Friday, 15 August 2014

The breadth of the patronymic

Theocritus, Idyll 15.120-122 ἀηδονιδεύς [ἀηδών, ἀηδονίς]:

οἱ δέ τε κῶροι ὑπερπωτῶνται Ἔρωτες,  
οἷοι ἀηδονιδῆες ἀεξομενᾶν ἐπὶ δένδρῳ
πωτῶνται πτερύγων πειρώμενοι ὄζον ἀπ’ ὄζω. 

And boyish Erotes flit overhead like young nightingales that flit upon the tree from spray to spray making trial of their fledgling wings [Gow, adapted].

cj. Valckenaer, ANU ἀηδονιῆες, KLWTr ἀηδονῆες.

Hesychius, 1503: <ἀηδονιδεύς·> ἀηδόνος νεοσσός. [καὶ τὸ τῆς γυναικὸς αἰδοῖον, παρὰ Ἀρχιλόχῳ (fr. 156)].
Note that this form is not in Archilochus. West gives the lemma as ἀηδόνιον (as per Perizonius, codd. ἀηδόνων).

Buck-Petersen, p. 27 (final paragraph): 'Words in -ιδεύς: Only 28 of these are known... probably Debrunner... is right in identifying the -ιδ- with the patronymic suffix -ιδ-. In that case -ευς was humorously added because of its association with the dignified personal names like βασιλεύς 'king'. In favour of this is the total absence of -ιδεύς from serious poetry,... Rarely of human beings, as υἱϊδεύς (Isocr.) "son's son, grandson". Cf. also ἐρωτιδεύς (Anacreont.) "a young love".'.

Some others of interest from the Sibylline Oracles:

Βοοσπορίδης 'dweller on the Bosporos' (14.174: Steph.Byz. knows only these ethnic adjectives- Βοσπόριος/Βοσπορία, Βοσποριανός, Βοσπορηνός, and Βοσπορίτης as well as Βοσπορικός (τὸ κτητικόν the ktetic adjective).

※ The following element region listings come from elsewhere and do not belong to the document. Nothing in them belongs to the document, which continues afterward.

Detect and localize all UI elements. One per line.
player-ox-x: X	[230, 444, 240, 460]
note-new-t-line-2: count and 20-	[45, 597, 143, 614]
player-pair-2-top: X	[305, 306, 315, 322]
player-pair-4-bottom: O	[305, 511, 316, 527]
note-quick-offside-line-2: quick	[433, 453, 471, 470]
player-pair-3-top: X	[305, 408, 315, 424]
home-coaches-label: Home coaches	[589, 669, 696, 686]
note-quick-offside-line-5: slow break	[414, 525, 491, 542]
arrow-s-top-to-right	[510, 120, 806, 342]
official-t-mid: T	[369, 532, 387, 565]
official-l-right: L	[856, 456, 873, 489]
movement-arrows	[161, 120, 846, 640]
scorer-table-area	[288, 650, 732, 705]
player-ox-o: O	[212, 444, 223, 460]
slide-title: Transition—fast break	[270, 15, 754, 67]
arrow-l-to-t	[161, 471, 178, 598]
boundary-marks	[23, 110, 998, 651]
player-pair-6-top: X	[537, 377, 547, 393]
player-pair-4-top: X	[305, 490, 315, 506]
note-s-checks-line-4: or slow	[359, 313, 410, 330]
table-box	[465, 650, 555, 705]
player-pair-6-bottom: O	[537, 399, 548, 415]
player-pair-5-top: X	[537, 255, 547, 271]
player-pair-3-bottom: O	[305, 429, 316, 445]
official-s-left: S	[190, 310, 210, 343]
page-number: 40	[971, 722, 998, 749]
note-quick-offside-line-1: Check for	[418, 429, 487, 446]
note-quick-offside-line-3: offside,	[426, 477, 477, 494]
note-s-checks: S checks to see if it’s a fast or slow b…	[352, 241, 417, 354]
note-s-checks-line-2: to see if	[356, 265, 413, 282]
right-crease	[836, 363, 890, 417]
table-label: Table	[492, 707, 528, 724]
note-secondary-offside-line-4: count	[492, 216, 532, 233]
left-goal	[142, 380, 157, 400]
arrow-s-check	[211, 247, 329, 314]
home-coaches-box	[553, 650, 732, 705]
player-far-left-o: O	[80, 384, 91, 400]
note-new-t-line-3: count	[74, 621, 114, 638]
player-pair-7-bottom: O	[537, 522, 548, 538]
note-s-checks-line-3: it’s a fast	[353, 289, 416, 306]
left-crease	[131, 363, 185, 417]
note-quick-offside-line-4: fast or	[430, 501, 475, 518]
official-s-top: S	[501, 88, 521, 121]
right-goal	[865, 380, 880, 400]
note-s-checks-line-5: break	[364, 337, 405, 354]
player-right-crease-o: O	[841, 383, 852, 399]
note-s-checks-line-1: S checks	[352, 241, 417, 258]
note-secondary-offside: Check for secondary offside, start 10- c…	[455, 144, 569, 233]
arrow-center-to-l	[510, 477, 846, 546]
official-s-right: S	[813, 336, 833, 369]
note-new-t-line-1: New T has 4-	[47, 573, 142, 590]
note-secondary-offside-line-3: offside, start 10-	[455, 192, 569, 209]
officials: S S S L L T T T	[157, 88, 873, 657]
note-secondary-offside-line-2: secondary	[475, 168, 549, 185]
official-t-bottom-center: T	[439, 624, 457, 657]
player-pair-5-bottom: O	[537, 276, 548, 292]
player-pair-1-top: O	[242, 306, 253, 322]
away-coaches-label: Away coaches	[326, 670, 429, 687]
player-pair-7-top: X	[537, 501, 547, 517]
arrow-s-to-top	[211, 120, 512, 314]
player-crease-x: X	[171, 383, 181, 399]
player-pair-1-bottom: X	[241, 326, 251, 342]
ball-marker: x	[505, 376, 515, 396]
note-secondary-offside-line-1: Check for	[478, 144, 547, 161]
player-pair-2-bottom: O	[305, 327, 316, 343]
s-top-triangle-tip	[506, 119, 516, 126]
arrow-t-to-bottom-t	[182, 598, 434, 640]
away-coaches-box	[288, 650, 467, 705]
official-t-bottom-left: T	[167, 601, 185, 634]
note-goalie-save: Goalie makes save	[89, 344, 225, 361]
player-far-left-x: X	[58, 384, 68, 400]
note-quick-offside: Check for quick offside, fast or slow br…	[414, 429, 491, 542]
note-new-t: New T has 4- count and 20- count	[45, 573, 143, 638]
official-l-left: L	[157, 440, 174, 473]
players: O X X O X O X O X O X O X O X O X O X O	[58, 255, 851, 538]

Ἰταλίδης 'an Italian (native)' (4.104 and 12.85: but note that there was a king Italus, according to Vergil, Aeneid 7.178 and to Hyginus, Fabulae 127.3: see OLD s.v. Italus2);

Λατῐνίδης (5.1 and 12.1 Ἀλλ’ ἄγε μοι στονόεντα χρόνον κλύε Λατινιδάων (hexameter: note the quantity in comparison with Λατῖνος; also it seems that the alpha in Lat- must be long...).